Test chained_spawn... Bench: 168854 ns/iter (+ /-8339) test ping_pong... Bench: 562659 ns/iter (+ /-34410) test spawn_many... Bench: 7320737 ns/iter (+ /-264620) test yield_many... Bench: 14638563 ns/iter (+ /-1573678)

The tests include:

Chained_spawn tests recursively generate new subtasks.

The ping_pong test assigns an oneshot channel and then generates a new subtask on which the subtask sends the message and the original task accepts the message.

Spawn_many tests generate large quantum tasks and inject them into the scheduler.

Yield_many will test a task that awakens itself.

To get closer to real-world workloads, let's try the Hyper benchmark again:

Wrk-T1-c50-D10

Old version

Running 10s test @ http://127.0.0.1:3000 1 threads and 50 connections Thread Stats Avg Stdev Max + /-Stdev Latency 371.53us 99.05us 1.97ms 60.53% Req/Sec 114.61k 8.45k 133.85k 67.00% 1139307 requests in 10.00s, 95.61MB read Requests/sec: 113923.19 Transfer/sec: 9.56MB

New version

Running 10s test @ http://127.0.0.1:3000 1 threads and 50 connections Thread Stats Avg Stdev Max + /-Stdev Latency 275.05us 69.81us 1.09ms 73.57% Req/Sec 153.17k 10.68k 171.51k 71.00% 1522671 requests in 10.00s, 127.79MB read Requests/sec: 152258.70 Transfer/sec: 12.78MB

At present, the Hyper benchmark is more referential than TechEmpower, so from the results, we are very excited that the Tokio scheduler has been able to hit such performance rankings.

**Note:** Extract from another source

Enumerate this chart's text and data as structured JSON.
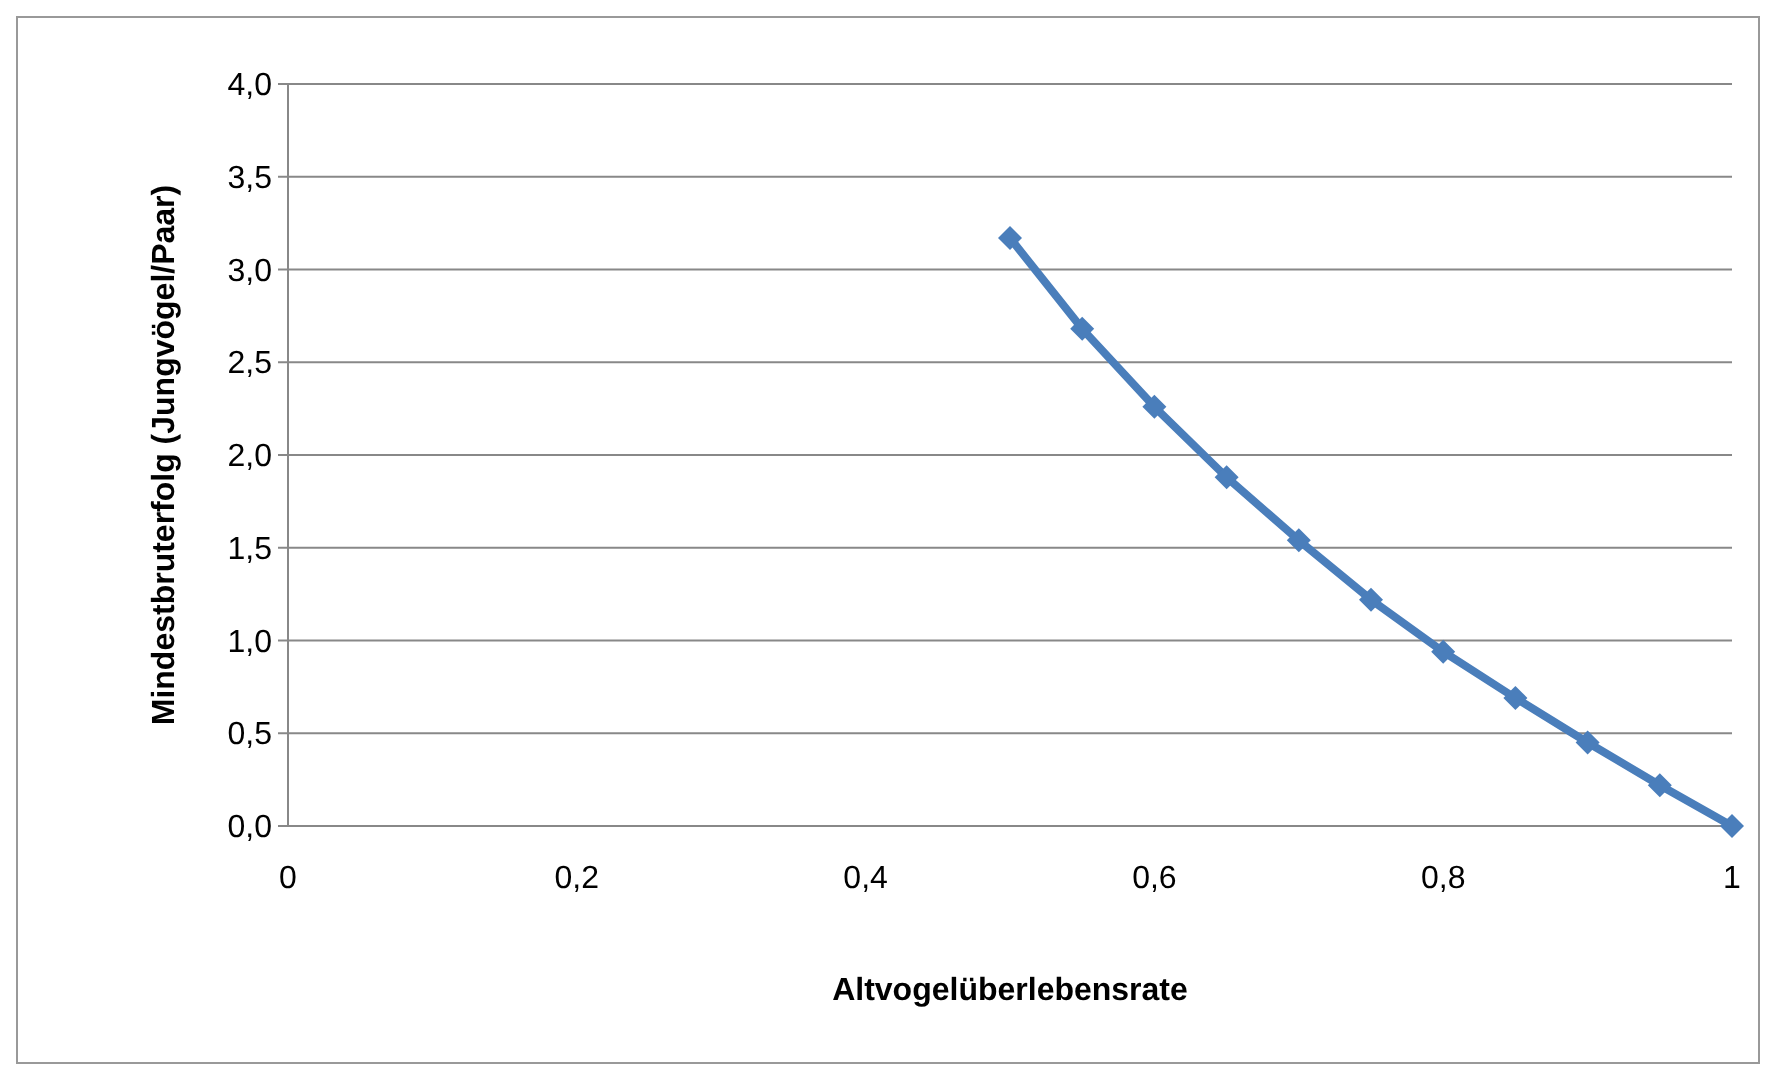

Another impressive result is that Tonic, the popular gRPC client / server framework, achieved more than 10% performance improvement, even without specific optimizations made by Tonic itself!

Thank you for your reading, the above is the content of "what is Rust asynchronous programming". After the study of this article, I believe you have a deeper understanding of what Rust asynchronous programming is, and the specific use needs to be verified in practice. Here is, the editor will push for you more related knowledge points of the article, welcome to follow!

Welcome to subscribe "Shulou Technology Information " to get latest news, interesting things and hot topics in the IT industry, and controls the hottest and latest Internet news, technology news and IT industry trends.

*The comments in the above article only represent the author's personal views and do not represent the views and positions of this website. If you have more insights, please feel free to contribute and share.